Paul, se rendant de l’île de Samothrace à Néapolis (Kavala) puis Philippes, passa au large de l’île de Thasos, célèbre pour la qualité de son marbre. Y aborda-t-il ? Les Actes des Apôtres ne le laissent pas entendre. Ici aussi, les premières traces du christianisme ne remontent qu’au Ve siècle. À Aliki, presqu’île bucolique du sud-est de l’île, un sanctuaire païen a fonctionné jusqu’au IVe siècle. Il n’a pas été réutilisé. Les chrétiens ont préféré construire une basilique double de l’autre côté de la colline, surplombant la mer. Les vestiges de cet ensemble, qui date du premier quart du Ve siècle pour la première phase de construction, sont encore lisibles au milieu des pins. Étudiées par Jean-Pierre Sodini, dans le cadre des fouilles de l’École française d’Athènes, les deux églises (ci-dessous) ont livré des éléments de décor : ambon, autel, chancel et mosaïques… Plusieurs annexes, dont la fonction reste mal définie, encadraient le narthex.
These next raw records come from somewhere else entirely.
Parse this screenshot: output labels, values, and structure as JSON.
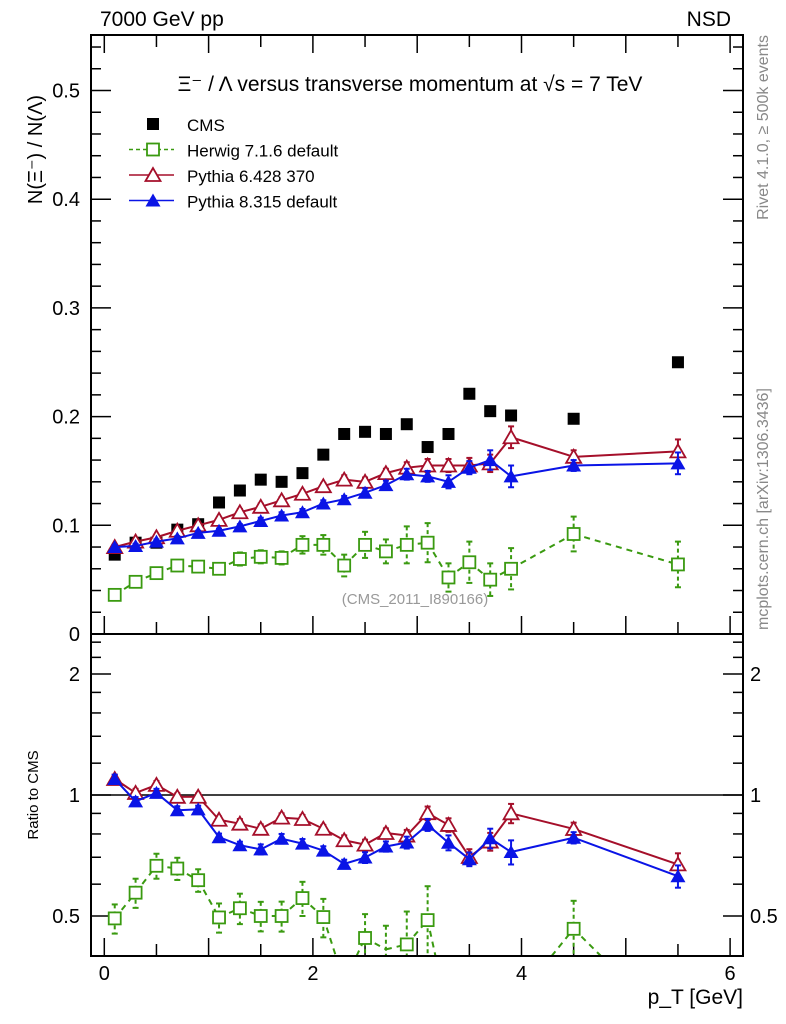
{
  "header": {
    "left": "7000 GeV pp",
    "right": "NSD"
  },
  "side_notes": {
    "rivet": "Rivet 4.1.0, ≥ 500k events",
    "mcplots": "mcplots.cern.ch [arXiv:1306.3436]"
  },
  "chart_data": [
    {
      "type": "scatter",
      "title": "Ξ⁻ / Λ versus transverse momentum at √s = 7 TeV",
      "xlabel": "p_T [GeV]",
      "ylabel": "N(Ξ⁻)  /  N(Λ)",
      "xlim": [
        -0.12,
        6.12
      ],
      "ylim": [
        0,
        0.55
      ],
      "yticks": [
        "0",
        "0.1",
        "0.2",
        "0.3",
        "0.4",
        "0.5"
      ],
      "xticks": [
        "0",
        "2",
        "4",
        "6"
      ],
      "annotation": "(CMS_2011_I890166)",
      "legend_position": "top-left",
      "x": [
        0.1,
        0.3,
        0.5,
        0.7,
        0.9,
        1.1,
        1.3,
        1.5,
        1.7,
        1.9,
        2.1,
        2.3,
        2.5,
        2.7,
        2.9,
        3.1,
        3.3,
        3.5,
        3.7,
        3.9,
        4.5,
        5.5
      ],
      "series": [
        {
          "name": "CMS",
          "color": "#000000",
          "marker": "filled-square",
          "line": "none",
          "values": [
            0.073,
            0.084,
            0.084,
            0.096,
            0.101,
            0.121,
            0.132,
            0.142,
            0.14,
            0.148,
            0.165,
            0.184,
            0.186,
            0.184,
            0.193,
            0.172,
            0.184,
            0.221,
            0.205,
            0.201,
            0.198,
            0.25
          ],
          "errors": []
        },
        {
          "name": "Herwig 7.1.6 default",
          "color": "#3a9a10",
          "marker": "open-square",
          "line": "dashed",
          "values": [
            0.036,
            0.048,
            0.056,
            0.063,
            0.062,
            0.06,
            0.069,
            0.071,
            0.07,
            0.082,
            0.082,
            0.063,
            0.082,
            0.076,
            0.082,
            0.084,
            0.052,
            0.066,
            0.05,
            0.06,
            0.092,
            0.064
          ],
          "errors": [
            0.003,
            0.004,
            0.004,
            0.004,
            0.004,
            0.005,
            0.006,
            0.006,
            0.006,
            0.008,
            0.009,
            0.01,
            0.012,
            0.011,
            0.017,
            0.018,
            0.013,
            0.019,
            0.015,
            0.019,
            0.016,
            0.021
          ]
        },
        {
          "name": "Pythia 6.428 370",
          "color": "#a50f2a",
          "marker": "open-triangle",
          "line": "solid",
          "values": [
            0.08,
            0.085,
            0.089,
            0.095,
            0.1,
            0.105,
            0.112,
            0.117,
            0.123,
            0.129,
            0.136,
            0.142,
            0.14,
            0.148,
            0.153,
            0.155,
            0.155,
            0.155,
            0.157,
            0.181,
            0.163,
            0.168
          ],
          "errors": [
            0.002,
            0.002,
            0.002,
            0.002,
            0.002,
            0.002,
            0.003,
            0.003,
            0.003,
            0.003,
            0.003,
            0.004,
            0.004,
            0.004,
            0.005,
            0.006,
            0.006,
            0.007,
            0.008,
            0.01,
            0.006,
            0.011
          ]
        },
        {
          "name": "Pythia 8.315 default",
          "color": "#0a14e6",
          "marker": "filled-triangle",
          "line": "solid",
          "values": [
            0.08,
            0.081,
            0.085,
            0.088,
            0.093,
            0.095,
            0.099,
            0.104,
            0.109,
            0.112,
            0.12,
            0.124,
            0.13,
            0.137,
            0.147,
            0.145,
            0.14,
            0.153,
            0.16,
            0.145,
            0.155,
            0.157
          ],
          "errors": [
            0.002,
            0.002,
            0.002,
            0.002,
            0.002,
            0.002,
            0.002,
            0.003,
            0.003,
            0.003,
            0.003,
            0.003,
            0.004,
            0.004,
            0.005,
            0.005,
            0.006,
            0.006,
            0.009,
            0.01,
            0.005,
            0.01
          ]
        }
      ]
    },
    {
      "type": "scatter",
      "title": "",
      "ylabel": "Ratio to CMS",
      "xlabel": "p_T [GeV]",
      "yscale": "log",
      "ylim": [
        0.4,
        2.5
      ],
      "yticks": [
        "0.5",
        "1",
        "2"
      ],
      "reference": "CMS",
      "note": "ratios = model / CMS from panel 1"
    }
  ]
}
De nombreuses tombes furent creusées dans la cour. Dans ce paysage somptueux, sauvage aujourd’hui, il est difficile d’imaginer la vie religieuse animée qui devait se dérouler là, tandis qu’à quelque dizaines de mètres, les plages de marbre blanc résonnaient du bruit des pics des ouvriers travaillant aux carrières (ci-contre). Les basiliques furent abandonnées au VIIe siècle, à l’époque des invasions slaves sur l’île. Tout récemment, en lisière de la ville de Thasos, au nord de l’île, le service des Antiquités grecques a mis au jour les vestiges d’une autre importante basilique double et de ses annexes, dont le plan ressemble à celle d’Aliki. Le site est en cours de fouille.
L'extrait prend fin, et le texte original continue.